Farther east was a small temple dedicated to Isis. Not many years before Hadrian wore the purple, the emperor Vespasian spent a night there with the goddess, celebrating his sack of Jerusalem. After stopping the Jewish rebellion, he took their treasure and built a temple to hold it. Only that temple took damage when tremors recently shook the city. The ominous event aroused the superstitious Christians, who associated it with the ancient emperor and his oriental gods, so they began beating anyone they found near a pagan statue.
Like all the gods, Isis had many faces. Eucher knew she was Venus and the Great Mother, too. Some men shaved their heads for Isis, while others castrated themselves in devotion to the Great Mother. Eucher had no preference. If, as some men said, the divinities were faces of a single god, it seemed to Eucher a sacrifice to one was a sacrifice to all. On the other hand, if the gods filled the world like the stars fill the sky, then it was unwise to choose among them. Eucher wore the mark of Mithra and was baptized for the Nazarene.

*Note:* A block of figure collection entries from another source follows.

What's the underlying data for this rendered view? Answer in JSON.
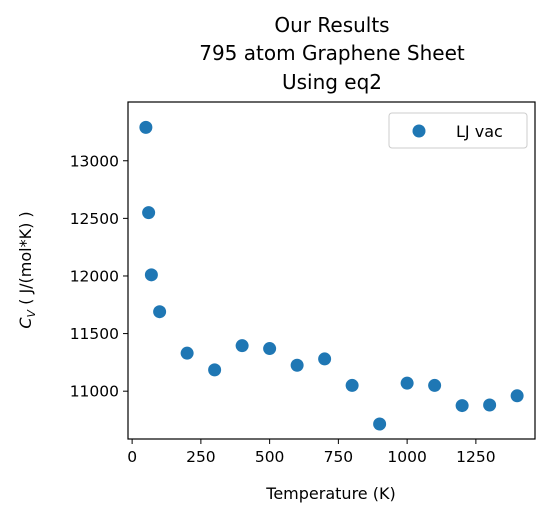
{
  "chart_data": {
    "type": "scatter",
    "title_lines": [
      "Our Results",
      "795 atom Graphene Sheet",
      "Using eq2"
    ],
    "xlabel": "Temperature (K)",
    "ylabel_var": "C",
    "ylabel_sub": "V",
    "ylabel_rest": " ( J/(mol*K) )",
    "xlim": [
      -15,
      1465
    ],
    "ylim": [
      10585,
      13510
    ],
    "xticks": [
      0,
      250,
      500,
      750,
      1000,
      1250
    ],
    "xtick_labels": [
      "0",
      "250",
      "500",
      "750",
      "1000",
      "1250"
    ],
    "yticks": [
      11000,
      11500,
      12000,
      12500,
      13000
    ],
    "ytick_labels": [
      "11000",
      "11500",
      "12000",
      "12500",
      "13000"
    ],
    "grid": false,
    "legend_position": "top-right",
    "series": [
      {
        "name": "LJ vac",
        "color": "#1f77b4",
        "x": [
          50,
          60,
          70,
          100,
          200,
          300,
          400,
          500,
          600,
          700,
          800,
          900,
          1000,
          1100,
          1200,
          1300,
          1400
        ],
        "y": [
          13290,
          12550,
          12010,
          11690,
          11330,
          11185,
          11395,
          11370,
          11225,
          11280,
          11050,
          10715,
          11070,
          11050,
          10875,
          10880,
          10960
        ]
      }
    ]
  }
}
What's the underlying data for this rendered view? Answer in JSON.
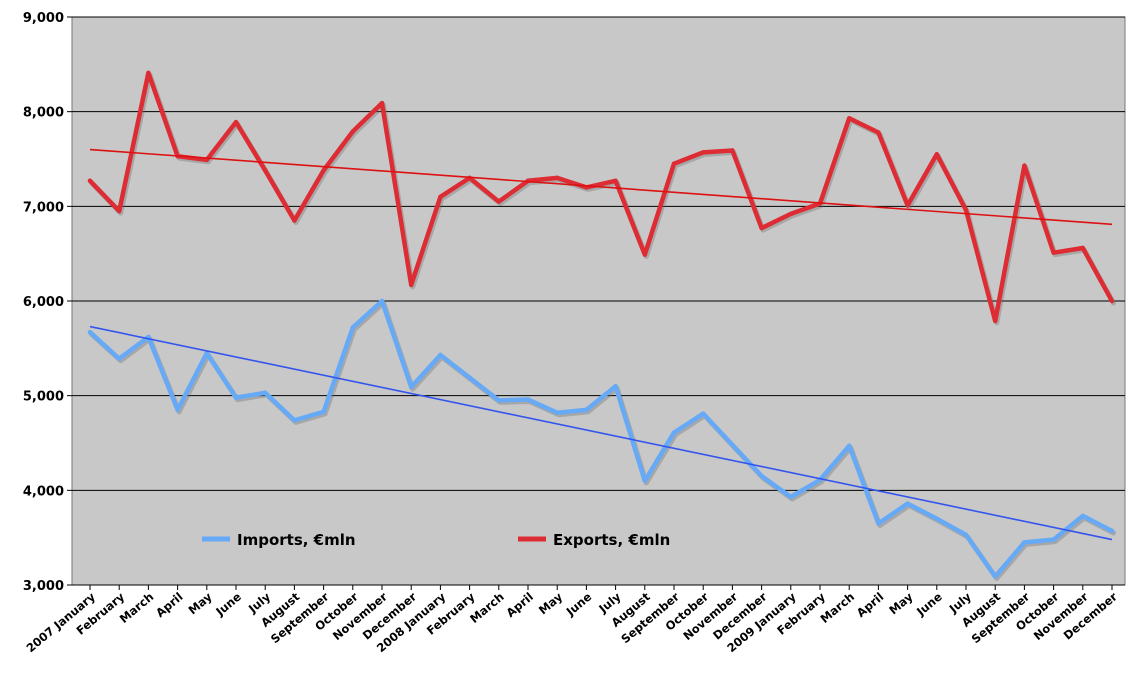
{
  "chart_data": {
    "type": "line",
    "title": "",
    "xlabel": "",
    "ylabel": "",
    "ylim": [
      3000,
      9000
    ],
    "y_ticks": [
      3000,
      4000,
      5000,
      6000,
      7000,
      8000,
      9000
    ],
    "y_tick_labels": [
      "3,000",
      "4,000",
      "5,000",
      "6,000",
      "7,000",
      "8,000",
      "9,000"
    ],
    "grid": true,
    "legend_position": "bottom-left",
    "categories": [
      "2007 January",
      "February",
      "March",
      "April",
      "May",
      "June",
      "July",
      "August",
      "September",
      "October",
      "November",
      "December",
      "2008 January",
      "February",
      "March",
      "April",
      "May",
      "June",
      "July",
      "August",
      "September",
      "October",
      "November",
      "December",
      "2009 January",
      "February",
      "March",
      "April",
      "May",
      "June",
      "July",
      "August",
      "September",
      "October",
      "November",
      "December"
    ],
    "series": [
      {
        "name": "Imports, €mln",
        "color": "#66aaf7",
        "values": [
          5670,
          5390,
          5620,
          4850,
          5450,
          4980,
          5030,
          4740,
          4830,
          5720,
          6000,
          5090,
          5430,
          5190,
          4950,
          4960,
          4820,
          4850,
          5100,
          4100,
          4610,
          4810,
          4480,
          4150,
          3930,
          4110,
          4470,
          3650,
          3860,
          3700,
          3530,
          3090,
          3450,
          3480,
          3730,
          3570
        ],
        "trend": {
          "start": 5730,
          "end": 3480,
          "color": "#3355ee"
        }
      },
      {
        "name": "Exports, €mln",
        "color": "#dd2c33",
        "values": [
          7270,
          6950,
          8410,
          7530,
          7490,
          7890,
          7380,
          6850,
          7380,
          7790,
          8090,
          6170,
          7100,
          7300,
          7050,
          7270,
          7300,
          7200,
          7270,
          6490,
          7450,
          7570,
          7590,
          6770,
          6920,
          7030,
          7930,
          7780,
          7010,
          7550,
          6960,
          5790,
          7430,
          6510,
          6560,
          6000
        ],
        "trend": {
          "start": 7600,
          "end": 6810,
          "color": "#dd1111"
        }
      }
    ]
  }
}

So, despite the emperor’s laws, Eucher visited the temples, oiled the statues, even sacrificed to them. He believed in all of them. Sometimes believed in none of them. But he never believed in only one. He left that for slaves, since only a man with the heart of a slave would rely on hope more than truth, paring away what failed to comfort. Only a slave would say that in all the world and among all possibilities there existed but one god and one destiny for men, a destiny he had no control over.
Gallus was like that. Like any slave, he would rather be obedient than accountable.